“Ready, Player One” is what the OASIS System blinks at you the first time you put on the haptic headset and log in. It’s a call-back to arcade games of the 80s in the most advanced virtual reality system ever designed. The OASIS is what allows Wade Watts to embark on the biggest easter egg hunt in the world, designed by James Halliday, the eccentric inventor of the OASIS, with a grand prize worth billions. At the beginning of the book, no one has solved the first riddle of the hunt since Halliday announced it – five years ago.
That is where Ernest Cline’s Ready Player One begins: it’s the year 2045 and the future has become so bleak that everyone would much rather spend their life playing a video game. Not just any game, though, The videogame. The Oasis. It serves as a secondary world within the book that serves as background for much of the plot. It is a massive, and massively multiplayer, virtual universe. Everything is possible, and anything can be bought for just a few credits. This allows Ernest Cline to flex his imagination in designing the backgrounds for his story, and the results are impressive. From massive steampunk structures to a planet covered entirely with schoolgrounds. From a nightclub without gravity to a planet filled with detailed recreations of James Halliday’s hometown. The Star Wars and Star Trek Universes right next to each other. The world outside the OASIS is never fleshed out too much. The reason behind this version of Dystopia is left intentionally vague, because it’s not really important to the plot. What’s important is what you do now, and just about everything in this world gets done inside the OASIS. Players can do just about anything they want, if they have the money. They can build anything they want, if they have the money. They can do anything they want, if they have the money. That’s where our main character, Wade Watts, comes in.

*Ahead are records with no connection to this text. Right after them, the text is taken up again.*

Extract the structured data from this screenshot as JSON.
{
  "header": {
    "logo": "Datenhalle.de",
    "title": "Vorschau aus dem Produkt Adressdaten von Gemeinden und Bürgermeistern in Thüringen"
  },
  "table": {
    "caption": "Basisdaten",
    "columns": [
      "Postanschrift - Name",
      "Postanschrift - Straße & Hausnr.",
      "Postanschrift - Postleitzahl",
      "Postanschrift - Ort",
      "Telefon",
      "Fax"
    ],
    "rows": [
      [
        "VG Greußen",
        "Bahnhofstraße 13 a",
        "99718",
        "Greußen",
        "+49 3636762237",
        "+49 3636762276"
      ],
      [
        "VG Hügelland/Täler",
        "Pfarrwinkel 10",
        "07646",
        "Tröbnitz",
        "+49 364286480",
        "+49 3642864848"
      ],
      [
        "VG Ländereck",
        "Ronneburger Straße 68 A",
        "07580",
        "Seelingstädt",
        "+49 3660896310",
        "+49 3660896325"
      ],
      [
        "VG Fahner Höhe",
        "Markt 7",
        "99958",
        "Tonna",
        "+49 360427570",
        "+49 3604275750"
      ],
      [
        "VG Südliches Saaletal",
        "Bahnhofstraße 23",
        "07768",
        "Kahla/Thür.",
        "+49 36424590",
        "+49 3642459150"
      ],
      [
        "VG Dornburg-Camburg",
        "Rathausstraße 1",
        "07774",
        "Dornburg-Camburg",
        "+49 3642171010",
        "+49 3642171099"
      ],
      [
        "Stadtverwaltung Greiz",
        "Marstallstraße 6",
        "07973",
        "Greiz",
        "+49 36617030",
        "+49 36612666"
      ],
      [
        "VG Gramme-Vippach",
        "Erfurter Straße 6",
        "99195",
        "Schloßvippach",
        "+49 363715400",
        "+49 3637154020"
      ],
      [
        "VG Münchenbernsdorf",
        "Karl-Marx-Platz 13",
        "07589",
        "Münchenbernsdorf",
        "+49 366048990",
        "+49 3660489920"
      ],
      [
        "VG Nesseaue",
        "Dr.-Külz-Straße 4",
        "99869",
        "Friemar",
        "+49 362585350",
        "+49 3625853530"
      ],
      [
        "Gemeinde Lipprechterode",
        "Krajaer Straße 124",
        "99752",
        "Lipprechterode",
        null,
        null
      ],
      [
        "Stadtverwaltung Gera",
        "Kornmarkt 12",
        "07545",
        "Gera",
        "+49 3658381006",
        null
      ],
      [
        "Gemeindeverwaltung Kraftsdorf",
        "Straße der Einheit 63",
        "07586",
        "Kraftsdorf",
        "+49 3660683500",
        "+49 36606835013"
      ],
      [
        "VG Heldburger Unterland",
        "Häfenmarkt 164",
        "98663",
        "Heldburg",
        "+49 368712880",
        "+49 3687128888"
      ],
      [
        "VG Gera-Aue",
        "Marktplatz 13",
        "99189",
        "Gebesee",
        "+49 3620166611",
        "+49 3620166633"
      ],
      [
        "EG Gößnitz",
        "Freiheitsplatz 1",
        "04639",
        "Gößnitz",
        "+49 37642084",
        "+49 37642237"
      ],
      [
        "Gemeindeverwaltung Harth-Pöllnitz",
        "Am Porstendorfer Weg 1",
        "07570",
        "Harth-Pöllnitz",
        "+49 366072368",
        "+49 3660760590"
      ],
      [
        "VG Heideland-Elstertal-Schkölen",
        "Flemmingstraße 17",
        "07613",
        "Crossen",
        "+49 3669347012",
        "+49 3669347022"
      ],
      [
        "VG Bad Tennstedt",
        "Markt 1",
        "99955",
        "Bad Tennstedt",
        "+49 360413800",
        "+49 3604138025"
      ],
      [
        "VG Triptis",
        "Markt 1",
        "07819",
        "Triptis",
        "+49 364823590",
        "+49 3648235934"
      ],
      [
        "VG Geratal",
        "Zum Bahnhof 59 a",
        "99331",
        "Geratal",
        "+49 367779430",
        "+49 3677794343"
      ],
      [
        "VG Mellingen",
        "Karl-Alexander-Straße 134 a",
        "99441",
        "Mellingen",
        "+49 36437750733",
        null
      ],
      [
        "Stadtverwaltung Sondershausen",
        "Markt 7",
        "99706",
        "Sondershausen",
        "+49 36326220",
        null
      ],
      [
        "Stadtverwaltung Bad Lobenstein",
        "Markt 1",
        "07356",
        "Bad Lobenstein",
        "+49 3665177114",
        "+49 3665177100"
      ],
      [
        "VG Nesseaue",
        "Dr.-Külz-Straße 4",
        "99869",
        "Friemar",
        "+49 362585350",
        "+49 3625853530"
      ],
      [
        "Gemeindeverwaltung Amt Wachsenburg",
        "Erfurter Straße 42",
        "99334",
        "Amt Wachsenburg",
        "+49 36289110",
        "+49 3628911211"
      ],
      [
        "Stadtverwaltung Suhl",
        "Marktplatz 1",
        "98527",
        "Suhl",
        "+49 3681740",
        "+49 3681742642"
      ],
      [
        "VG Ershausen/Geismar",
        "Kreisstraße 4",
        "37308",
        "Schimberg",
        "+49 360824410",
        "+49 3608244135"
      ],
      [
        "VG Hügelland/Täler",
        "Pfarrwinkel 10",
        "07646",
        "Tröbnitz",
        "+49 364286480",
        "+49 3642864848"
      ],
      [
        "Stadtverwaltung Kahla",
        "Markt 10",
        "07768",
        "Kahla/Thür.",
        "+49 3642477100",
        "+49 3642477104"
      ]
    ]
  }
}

Wade Watts is somewhat of a typical mold for your teenage boy hero these days. He’s shy and nerdy outside of the OASIS, doesn’t have very many friends, or parents, and has an alliterative name. However, what I particularly like about Wade is that he doesn’t just get his powers. He’s not the chosen one, or the son of a Big Bad, and he doesn’t get bitten by a radioactive spider. He gets his powers through five years of hard work. Those powers? An encyclopedic knowledge of 80’s tabletop games, video games, and pop culture. Because nothing’s more terrifying to an evil villain than being able to recite War Games scene for scene.
But seriously, Wade has developed this knowledge to help him in The Hunt. The massive easter-egg hunt created by James Halliday, who programmed the OASIS. Halliday was… eccentric, to say the least. To say the most he was 80s-obsessed nutball, whose madness was rivaled only by his genius which lead him to create the greatest video game ever, while alienating friends and loved ones along the way. To have such a character pulling the strings, though, appears a clever move on Cline’s part. It justifies the display of Cline’s own worryingly encyclopedic knowledge of 80’s pop culture, which in turn makes the book a delight to read for any fans of pop-culture, movies, TV, video games, or just self-identified nerds.
The nature of the OASIS and the Hunt (which I won’t go into too much detail with because it would give too much away) is what really makes this book special. Not just on the first reading, but on the second and third, because this book warrants re-reads. There’s so much color and detail packed in on black and white that you’re bound to have missed something on the first read-through the story. The gunters (a portmanteu of “egg hunter”) make a good cast. You have Wade, the shy, socially awkward teenage hero coming of age; Aech, his fast-talking, good natured, but skilled best friend and competitor; and Art3mis, the aloof, accomplished gunter who Wade has a huge, geeky crush on. They’re all pleasant to read about, have enough idiosyncrasies to make their characters identifiable, and are just that bit different from the cliche’s they appear to be based off of. The villain is less remarkable, as its less a person than the evil Innovative Online Industries Corporation (IOI, in the book), because nowadays: corporations = bad. It’s a bit generic, but, for me, it’s all redeemed by the fantastic world and premise that Cline sets it in.
A virtual world, filled with 80s-obsessed people trying to solve a set of riddles to find a billion-dollar prize set by an 80s-obsessed programmer seems like a world ripe for creativity, and Cline does not disappoint. Certain story elements are a bit generic, and what one could call the “message” of the story isn’t particularly unique. But the setting and premise lend itself so well to the action, witty dialogue, and puzzles that really make this book endearing. The movie comes out in 2018, directed by Steven Spielberg (that’s good) and I really hope they portray the OASIS and its inhabitants with all the heart and creativity that it deserves.